Sandwiched in between these two is Field Day, brought under the All Points East umbrella in recent years after a decade of being the must-attend dance event of the summer in the capital. While its early programming was dogged by torrential rain, a double rainbow emerged right on time for Romy’s queer dance party of a live show. As it was at Glastonbury, Primavera and beyond, hers remains the most fun live show of the summer.
If Romy’s show was the most fun of this festival season, then the title of the best full stop has to go to Justice. The French house duo have had a somewhat surprising second wave of relevance and popularity with new album Hyperdrama, and their extraordinary live show deserves to go down in history.
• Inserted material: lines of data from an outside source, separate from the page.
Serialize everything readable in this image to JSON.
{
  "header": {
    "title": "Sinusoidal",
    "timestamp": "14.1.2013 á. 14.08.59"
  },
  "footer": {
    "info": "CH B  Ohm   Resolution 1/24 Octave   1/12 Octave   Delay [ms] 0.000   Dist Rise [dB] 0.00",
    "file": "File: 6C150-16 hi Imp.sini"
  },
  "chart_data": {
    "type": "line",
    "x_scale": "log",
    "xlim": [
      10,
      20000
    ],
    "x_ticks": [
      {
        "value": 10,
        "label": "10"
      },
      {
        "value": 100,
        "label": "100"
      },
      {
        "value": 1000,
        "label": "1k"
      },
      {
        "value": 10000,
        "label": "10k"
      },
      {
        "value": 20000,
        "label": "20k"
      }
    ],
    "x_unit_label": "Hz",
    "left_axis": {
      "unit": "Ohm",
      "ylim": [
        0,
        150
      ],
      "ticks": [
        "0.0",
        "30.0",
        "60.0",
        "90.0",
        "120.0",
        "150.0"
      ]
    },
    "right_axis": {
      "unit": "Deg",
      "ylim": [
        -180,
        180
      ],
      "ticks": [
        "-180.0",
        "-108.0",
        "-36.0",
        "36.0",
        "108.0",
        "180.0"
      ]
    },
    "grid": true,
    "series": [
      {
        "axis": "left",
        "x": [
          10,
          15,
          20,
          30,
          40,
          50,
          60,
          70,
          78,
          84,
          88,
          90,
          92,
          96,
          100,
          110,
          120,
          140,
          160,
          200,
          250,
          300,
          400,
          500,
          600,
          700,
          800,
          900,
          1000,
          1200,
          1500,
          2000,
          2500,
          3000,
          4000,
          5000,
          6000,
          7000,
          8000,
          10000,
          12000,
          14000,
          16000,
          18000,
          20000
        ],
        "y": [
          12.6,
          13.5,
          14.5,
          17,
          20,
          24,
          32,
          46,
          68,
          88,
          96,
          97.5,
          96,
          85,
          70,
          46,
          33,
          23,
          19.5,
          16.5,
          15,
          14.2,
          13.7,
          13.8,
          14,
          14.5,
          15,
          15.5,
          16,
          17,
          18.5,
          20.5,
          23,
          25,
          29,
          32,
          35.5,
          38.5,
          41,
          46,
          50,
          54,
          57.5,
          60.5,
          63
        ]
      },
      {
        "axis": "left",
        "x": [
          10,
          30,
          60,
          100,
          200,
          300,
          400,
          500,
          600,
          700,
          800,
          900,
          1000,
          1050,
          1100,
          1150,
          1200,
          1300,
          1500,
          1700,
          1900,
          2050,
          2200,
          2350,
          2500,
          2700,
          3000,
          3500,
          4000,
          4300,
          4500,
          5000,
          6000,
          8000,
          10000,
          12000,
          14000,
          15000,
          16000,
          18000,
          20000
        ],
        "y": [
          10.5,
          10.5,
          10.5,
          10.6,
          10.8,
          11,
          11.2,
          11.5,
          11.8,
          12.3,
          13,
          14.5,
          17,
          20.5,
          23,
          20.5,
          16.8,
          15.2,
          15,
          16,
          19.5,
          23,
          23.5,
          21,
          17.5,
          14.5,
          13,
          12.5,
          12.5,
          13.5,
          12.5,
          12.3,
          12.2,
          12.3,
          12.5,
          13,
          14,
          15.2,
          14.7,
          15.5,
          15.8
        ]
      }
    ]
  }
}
Across a tight 70 minutes, Gaspard Augé and Xavier de Rosnay – looking impossibly suave – bring a relentless energy and pulverising sound. Most of the music played here is reworked versions of songs from the band’s back catalogue, turned up to 11 through beefier edits, and it feels like a set of music purpose built for a fully optimised live show, rather than songs from the studio performed on stage.
The vocal hook of recent Tame Impala collaboration ‘Neverender’ worms its way in and out of the set throughout, finally melting together with the timeless ‘D.A.N.C.E.’ at the show’s climax, and there’s a dynamite precision to the set that marks the pair out as absolute masters of the form. A set of throbbing, jubilant noise backed by a subtle but stunning light show, it crowns Justice as the kings of 2024’s summer of live music and marks their unlikely return to the top table of the dance music world.